Questions plagued Patel: Why had he gotten cancer? Was he a bad person? If so, where had he gone wrong? But he couldn’t find answers “from God or any church or synagogue or anywhere.” Then someone suggested meditation. In November 2016, he signed up for a 10-day course of Vipassana, an ancient breath-based meditation. Every day from 4:30 a.m. to 9 p.m., except for meal and bathroom breaks, he sat in silent meditation. “Within five minutes, my legs and back began to hurt. I couldn’t feel my toes anymore. I thought, There’s no way I can survive this,” Patel says. But with nowhere else to turn, he persisted, motivated by the others surrounding him. On day four, he had an epiphany. The pain in his legs and back disappeared and didn’t return, and he could focus on the teachings.
“The experience completely changed my life,” he says. “I touched within me a dimension that is impossible to explain, something that opened up like a flower. I was able to understand things that I had never understood.”
Since then, Patel’s life has been transformed. He continues to meditate for the calm that it brings him, his mat nearby so he can snatch 10-minute meditation “naps.” “I’ve discovered what people regard as a higher power or bliss is really within us,” he says.
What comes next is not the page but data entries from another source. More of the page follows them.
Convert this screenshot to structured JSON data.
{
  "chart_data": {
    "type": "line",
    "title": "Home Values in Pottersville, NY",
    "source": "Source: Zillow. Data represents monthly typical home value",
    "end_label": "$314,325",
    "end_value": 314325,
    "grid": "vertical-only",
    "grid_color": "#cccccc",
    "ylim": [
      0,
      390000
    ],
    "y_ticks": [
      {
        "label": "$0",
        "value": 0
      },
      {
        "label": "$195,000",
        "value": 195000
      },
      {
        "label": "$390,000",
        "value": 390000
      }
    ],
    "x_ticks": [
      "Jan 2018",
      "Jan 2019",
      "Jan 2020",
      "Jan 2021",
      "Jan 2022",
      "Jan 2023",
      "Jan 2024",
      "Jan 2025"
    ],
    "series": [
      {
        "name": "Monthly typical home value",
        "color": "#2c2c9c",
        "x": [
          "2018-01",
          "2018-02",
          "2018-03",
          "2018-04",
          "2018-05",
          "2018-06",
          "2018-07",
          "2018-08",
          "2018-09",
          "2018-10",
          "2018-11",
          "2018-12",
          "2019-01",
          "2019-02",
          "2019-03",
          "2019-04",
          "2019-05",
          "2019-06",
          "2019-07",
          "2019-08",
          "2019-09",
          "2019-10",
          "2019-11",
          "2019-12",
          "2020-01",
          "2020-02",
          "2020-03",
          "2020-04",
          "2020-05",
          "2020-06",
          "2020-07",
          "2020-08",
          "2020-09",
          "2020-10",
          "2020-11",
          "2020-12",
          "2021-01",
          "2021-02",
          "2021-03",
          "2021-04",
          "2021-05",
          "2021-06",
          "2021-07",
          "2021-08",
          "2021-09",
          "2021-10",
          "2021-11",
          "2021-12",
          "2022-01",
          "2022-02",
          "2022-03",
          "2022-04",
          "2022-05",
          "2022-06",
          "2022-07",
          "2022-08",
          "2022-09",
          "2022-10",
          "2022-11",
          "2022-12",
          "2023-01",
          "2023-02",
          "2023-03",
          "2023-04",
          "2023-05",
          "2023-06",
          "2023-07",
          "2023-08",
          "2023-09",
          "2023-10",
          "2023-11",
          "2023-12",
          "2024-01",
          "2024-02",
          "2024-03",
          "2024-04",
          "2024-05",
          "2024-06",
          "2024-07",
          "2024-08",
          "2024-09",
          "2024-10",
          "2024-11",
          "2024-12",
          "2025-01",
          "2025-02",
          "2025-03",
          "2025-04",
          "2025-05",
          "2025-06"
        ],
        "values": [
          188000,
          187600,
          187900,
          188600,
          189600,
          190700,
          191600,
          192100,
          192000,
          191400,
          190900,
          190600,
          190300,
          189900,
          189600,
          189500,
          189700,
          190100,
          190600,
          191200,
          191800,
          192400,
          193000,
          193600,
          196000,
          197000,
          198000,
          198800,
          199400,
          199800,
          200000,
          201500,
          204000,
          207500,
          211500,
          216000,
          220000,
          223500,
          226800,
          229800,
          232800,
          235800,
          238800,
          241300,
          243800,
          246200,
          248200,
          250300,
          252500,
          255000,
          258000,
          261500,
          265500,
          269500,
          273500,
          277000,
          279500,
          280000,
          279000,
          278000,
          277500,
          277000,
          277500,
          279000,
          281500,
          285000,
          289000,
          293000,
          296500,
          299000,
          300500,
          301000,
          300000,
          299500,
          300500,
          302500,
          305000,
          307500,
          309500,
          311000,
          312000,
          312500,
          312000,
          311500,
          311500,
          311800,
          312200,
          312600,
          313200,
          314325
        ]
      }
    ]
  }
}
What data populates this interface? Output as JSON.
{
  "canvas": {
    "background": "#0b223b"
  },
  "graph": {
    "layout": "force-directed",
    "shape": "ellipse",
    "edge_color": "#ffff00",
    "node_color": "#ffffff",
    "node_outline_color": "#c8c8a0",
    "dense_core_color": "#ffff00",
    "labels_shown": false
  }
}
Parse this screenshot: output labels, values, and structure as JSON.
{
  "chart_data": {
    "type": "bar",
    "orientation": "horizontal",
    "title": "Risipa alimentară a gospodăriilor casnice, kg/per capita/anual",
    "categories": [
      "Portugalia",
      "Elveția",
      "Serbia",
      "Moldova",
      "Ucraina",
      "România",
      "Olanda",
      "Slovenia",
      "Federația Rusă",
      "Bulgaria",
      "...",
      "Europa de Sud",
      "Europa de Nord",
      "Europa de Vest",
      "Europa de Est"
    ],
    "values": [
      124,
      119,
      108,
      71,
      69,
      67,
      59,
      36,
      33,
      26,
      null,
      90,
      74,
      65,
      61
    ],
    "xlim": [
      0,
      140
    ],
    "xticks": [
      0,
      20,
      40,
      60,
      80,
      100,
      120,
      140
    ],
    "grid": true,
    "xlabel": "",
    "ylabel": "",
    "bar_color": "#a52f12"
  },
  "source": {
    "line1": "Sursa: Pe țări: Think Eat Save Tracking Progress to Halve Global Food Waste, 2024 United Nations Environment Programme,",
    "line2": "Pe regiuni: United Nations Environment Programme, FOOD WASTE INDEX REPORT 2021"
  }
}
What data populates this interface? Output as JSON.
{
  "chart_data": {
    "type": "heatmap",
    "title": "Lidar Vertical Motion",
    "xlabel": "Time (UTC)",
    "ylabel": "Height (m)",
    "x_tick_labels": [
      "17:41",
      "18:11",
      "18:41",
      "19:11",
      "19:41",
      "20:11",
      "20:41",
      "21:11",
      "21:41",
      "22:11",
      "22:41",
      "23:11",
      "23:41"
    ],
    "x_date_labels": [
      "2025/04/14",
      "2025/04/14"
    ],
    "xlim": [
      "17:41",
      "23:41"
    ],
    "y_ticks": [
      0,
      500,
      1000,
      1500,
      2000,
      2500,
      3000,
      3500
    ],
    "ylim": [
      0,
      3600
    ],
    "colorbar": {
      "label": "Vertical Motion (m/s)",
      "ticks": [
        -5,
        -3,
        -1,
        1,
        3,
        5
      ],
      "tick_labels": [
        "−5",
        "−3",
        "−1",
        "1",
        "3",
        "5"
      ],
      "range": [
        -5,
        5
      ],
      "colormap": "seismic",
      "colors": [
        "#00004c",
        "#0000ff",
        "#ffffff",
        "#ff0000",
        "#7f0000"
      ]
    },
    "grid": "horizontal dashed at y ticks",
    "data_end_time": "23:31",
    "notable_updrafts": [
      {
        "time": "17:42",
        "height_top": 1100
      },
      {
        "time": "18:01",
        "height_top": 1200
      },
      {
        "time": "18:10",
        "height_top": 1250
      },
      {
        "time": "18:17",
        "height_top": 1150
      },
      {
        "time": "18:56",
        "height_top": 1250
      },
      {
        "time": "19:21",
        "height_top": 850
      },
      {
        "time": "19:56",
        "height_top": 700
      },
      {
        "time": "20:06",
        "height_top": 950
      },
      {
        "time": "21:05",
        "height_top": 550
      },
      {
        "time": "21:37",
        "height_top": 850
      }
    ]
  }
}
He has been on the ALK/ROS1 inhibitor he was originally prescribed for nine years now, and though he still has challenges, he says, “I don’t worry about them. I feel a lot happier, and the house of death that I had has all crumbled and been eviscerated. I’m no longer fearful, no longer scared of any treatment. I’m no longer scared of death. This has been a beautiful gift.”
Giving Back
Patel was a shy introvert when he was diagnosed with NSCLC and too embarrassed to tell his story. But a friend encouraged him to reach out and help others, telling Patel that he had a special way of communicating that could help those in need who have cancer. “Hope is a commodity that I didn’t realize is better than gold. It carries people forward,” he says. “I realized that my voice can make a difference.”
Patel has become an advocate for people with many forms of cancer and their families. He consults with the Department of Defense, advising scientists from a patient perspective as they allocate lung cancer research funds. Patel has also worked with pharmaceutical companies and testing companies, and he successfully advocated for a 2021 California law expanding patient access to the kind of cancer biomarker testing that helped him survive. He works with the Lung Cancer Foundation of America (LCFA), which supports lung cancer research, appearing in several of their Hope With Answers podcasts, and he has a blog linked to the LCFA website.
“When you are told that you have any stage or kind of cancer, you have been given a warning letter that your life is in jeopardy,” Patel says. It’s critical to sit down and take stock. “Reexamine your life and realize that the things you’re griping about—the bills, your job, the mortgage—are all physical things, tangible things, that are just temporary. The only thing that is permanent is the people that you touch, whether strangers or not; when you touch somebody, they will remember. So just stick out your hand, lift them up as best you can and move on, keep marching forward. And that will enrich your life. It will touch your soul, and it will touch the other person, whether they realize it in that moment or not. You will have just improved humankind.”